The Metaverse-based Digital Twin Factory
At CES, Hyundai confirmed the partnership with Unity would see the companies jointly design and build a new metaverse roadmap and platform for Meta-Factory. Established via a virtual Memorandum of Understanding (MOU), the partnership will create a digital twin of a real factory, supported by a metaverse platform.
A concept image showcasing the design of the Hyundai HMGICS Innovation Center in Singapore. Image used courtesy of Hyundai
The partnership between Hyundai and Unity will also aim to establish a real-time 3D and virtual platform designed to offer Hyundai a better customer experience.
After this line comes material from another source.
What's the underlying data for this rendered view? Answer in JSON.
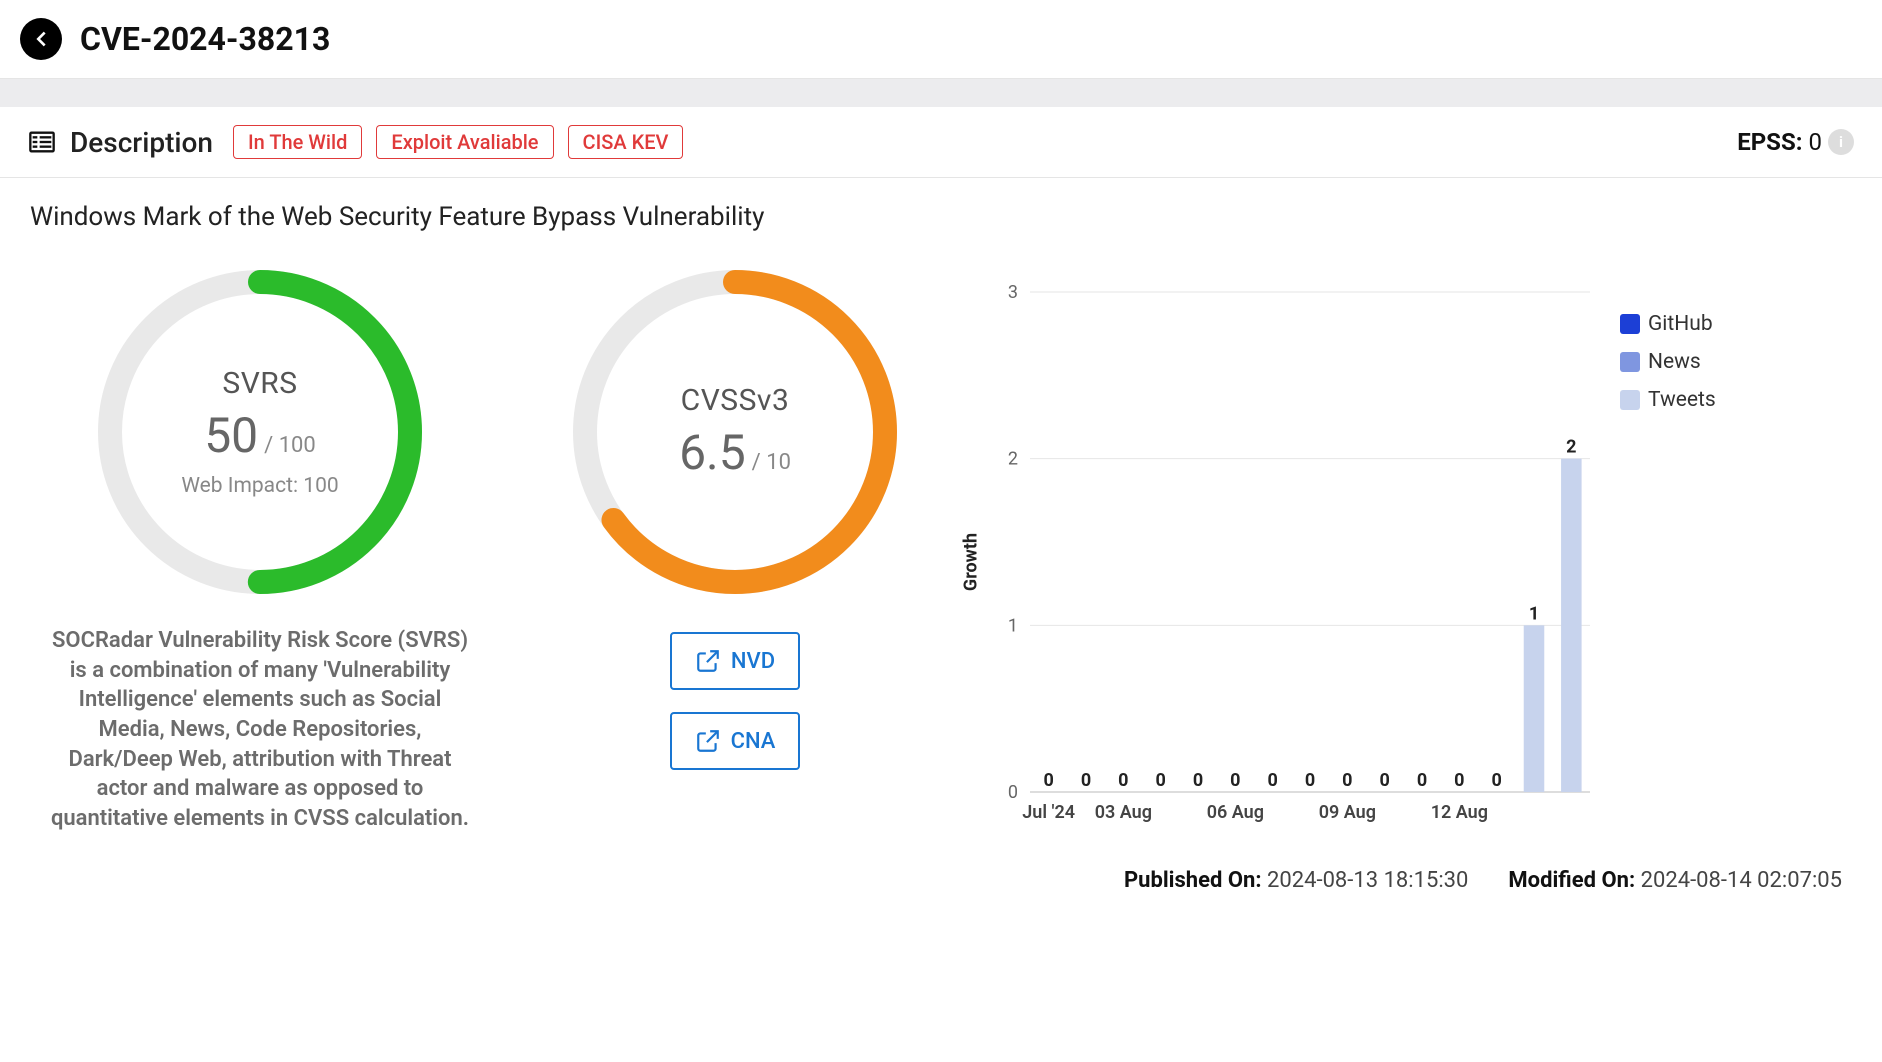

The Meta-Factory will enable Hyundai to virtually test-run a factory to calculate its optimized plant operation, as well as enabling plant managers to solve problems without physically visiting the plant. The first application of the Meta-Factory will be based on the Hyundai HMGICS Innovation Center in Singapore, scheduled to start operations at the end of 2022.
Toward Robotic Applications
Hyundai’s push toward robotic applications received substantial momentum with the acquisition of Boston Dynamics last year. Since then, the company has set out on a vision of a robotics-based Mobility of Things (MoT) ecosystem in which robotics and mobility are complementary.
Hyundai acquired Boston Dynamics and plans to expand its remote monitoring solutions. Image used courtesy of Hyundai
In addition, Hyundai has also recently unveiled its plug and drive (PnD) and drive and lift (DnL) modular platforms, all-in-one solutions designed for its MoT ecosystem and aiming to make traditionally inanimate things ‘mobile’ through robotics.
Hyundai’s PnD module, for instance, is a LiDAR and camera-enabled, single-wheel robotics platform that features autonomous steering, braking, in-wheel electric drive, and suspension hardware that can be scaled up or down, according to needed applications. Hyundai hopes MoT’s will bring forth an era of things moving around us rather than us moving our things.
Moving forward, Hyundai intends to renew its digital factory and robotics efforts to create the future of mobility.
Will MoT take off, as IoT and Industry 4.0 have?